Note that BIGENDIAN and LOOSEALIGN are *application defined* keywords here
that would be part of your configuration process; ANSI C does not mandate
any particular kind of compiler-provided help for this.  Considering the
subtleties that might interfere with these tricks even if "BIGENDIAN" and
"LOOSEALIGN" appear to be true, perhaps better defines might be something like
#ifdef TRICK666
	/* 68020 stuff */
#elif TRICK665
	/* 68000 stuff */
#else
	/* guaranteed stuff */
#endif

where your porting manual for your software package explains just what
TRICK665 and TRICK666 are, what constraints are involved, and points out
that the code is guaranteed to run correctly even if they are not defined
when they could be ("Make it right, then make it fast.").  You do write
porting manuals for your software packages, don't you?

One might also want to include the possibility (in the 68000 code) that
memcpy() is a compiler builtin which can be particularly efficient, but
this does seem like it's getting to be an awful lot of typing for relatively
little benefit.

Note that depending on WHY your application is copying longs into char[]
buffers, you might want the solution to look completely different, possibly
hidden behind a macro like "putlong()" (or "putint32()") which could then
expand into the above mess.

gwyn@smoke.brl.mil (Doug Gwyn) (03/13/91)

In article <2628@ksr.com> jfw@ksr.com (John F. Woods) writes:
>This code is guaranteed.

"Famous last words."

In fact, it is not guaranteed on a host that uses ones-complement
or sign-magnitude integral representation.

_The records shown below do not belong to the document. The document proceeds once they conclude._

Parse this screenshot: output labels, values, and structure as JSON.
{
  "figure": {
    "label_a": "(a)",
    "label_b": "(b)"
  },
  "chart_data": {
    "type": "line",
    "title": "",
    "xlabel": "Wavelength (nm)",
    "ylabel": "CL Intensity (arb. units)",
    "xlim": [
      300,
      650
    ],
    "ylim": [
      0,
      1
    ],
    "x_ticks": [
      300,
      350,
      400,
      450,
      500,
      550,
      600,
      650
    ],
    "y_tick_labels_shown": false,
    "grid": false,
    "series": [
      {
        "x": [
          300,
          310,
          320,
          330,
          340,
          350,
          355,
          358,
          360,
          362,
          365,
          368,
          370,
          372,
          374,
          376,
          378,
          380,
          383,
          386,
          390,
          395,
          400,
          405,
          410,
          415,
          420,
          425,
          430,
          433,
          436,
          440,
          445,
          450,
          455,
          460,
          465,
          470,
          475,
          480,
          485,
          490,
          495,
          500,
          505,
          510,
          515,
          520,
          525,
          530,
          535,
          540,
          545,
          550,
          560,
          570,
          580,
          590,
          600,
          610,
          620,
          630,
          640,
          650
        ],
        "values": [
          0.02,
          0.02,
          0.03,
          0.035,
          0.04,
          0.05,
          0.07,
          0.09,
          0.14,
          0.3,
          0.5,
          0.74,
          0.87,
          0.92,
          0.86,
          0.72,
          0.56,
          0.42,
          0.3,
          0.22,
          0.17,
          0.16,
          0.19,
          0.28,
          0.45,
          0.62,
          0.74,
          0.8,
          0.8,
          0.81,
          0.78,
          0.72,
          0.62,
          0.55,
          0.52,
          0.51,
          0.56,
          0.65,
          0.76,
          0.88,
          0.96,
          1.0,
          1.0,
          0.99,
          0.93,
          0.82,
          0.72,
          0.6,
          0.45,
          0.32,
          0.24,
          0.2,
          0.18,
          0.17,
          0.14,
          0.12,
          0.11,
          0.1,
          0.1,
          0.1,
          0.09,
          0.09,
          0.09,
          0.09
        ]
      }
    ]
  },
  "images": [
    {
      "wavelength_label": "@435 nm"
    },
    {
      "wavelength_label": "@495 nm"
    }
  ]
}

bhoughto@hopi.intel.com (Blair P. Houghton) (03/13/91)

In article <1991Mar12.105451.19488@dit.upm.es> esink@turia.dit.upm.es () writes:
>long var;
>unsigned char Bytes[4];
>
>Is there a portable way to move the value held in var
>into the memory space pointed to by Bytes, with the restriction
>that the representation be in Most Significant Byte first
>format ?  I am well aware that sizeof(long) may not be 4.  I

#if (((sizeof long)%(sizeof char)) == 0)	/* even-numbered modulus */
/*
 *  Don't forget; chars _can_ be the same number of bits
 *  as longs, and longs _can_ be an odd number of bytes. 
 *
 *  Give'em an inch, and...
 */

    #define LONGWORD sizeof long
    #define HALFWORD LONGWORD/2

/* Memcpy(3) is the neat way. */

    #include <string.h>

    long var;
    unsigned char Bytes[LONGWORD];
    char *p;

    p = (char *)&var;
    memcpy( (void *)(Bytes+HALFWORD), (void *)p, HALFWORD); /* front to back */
    memcpy( (void *)Bytes, (void *)(p+HALFWORD), HALFWORD); /* back to front */

/* to avoid using p: */

    long var;
    unsigned char Bytes[LONGWORD];

    memcpy((void *)(Bytes+HALFWORD),(void *)&var,HALFWORD); /* front to back */
    memcpy((void *)Bytes,(void *)((char *)&var+HALFWORD),HALFWORD); /*b-f*/

/* but when you don't have the ANSI library or a bcopy(3), */

    long var;
    unsigned char Bytes[LONGWORD];
    char *p;
    int n;

    /* front to back, then back to front */
    for ( p = (char *)&var; p < LONGWORD + (char *)&var; p += HALFWORD )
	for ( n = ((char *)&var + HALFWORD) - p); /* Halfword, then 0 */
	      n < ((char *)&var + LONGWORD) - p); /* Longword, then Halfword */
	      n++ )
	    Bytes[n] = *p;

/*
 *  Of course, since this applies architecturally, you can
 *  wrap it in machine names and simplify until you're silly,
 *  using those porridges of code above only for the default
 *  (unknown wordsize) case.
 */

#ifdef BLEET_TO_BLIT
    /* both: 16-bit chars, 32-bit longs; bleet: little; blit: big */
    long var;
    unsigned char Bytes[2];

    Bytes[0] = *(char *)var;
    Bytes[1] = *((char *)var + 1);
#endif

#endif

The basic answer to your underlying question is, yes, you
can access the individual bytes of any object in ANSI C;
i.e., all objects must have n*CHAR_BIT bits, where n is
some positive integer.  See ANSI X3.159-1989 (i.e., the
standard), sections 1.6 (for "Object"), 2.2.4.2.1 (for
"CHAR_BIT"), and the Rationale, section 1.6 (for more on
the multiples-of-bytes theme).

				--Blair
				  "AND, it has the added BONUS of
				   being able to convert the big-
				   endian BACK into little-endian
				   when you're DONE with it! :-)"

brnstnd@kramden.acf.nyu.edu (Dan Bernstein) (03/13/91)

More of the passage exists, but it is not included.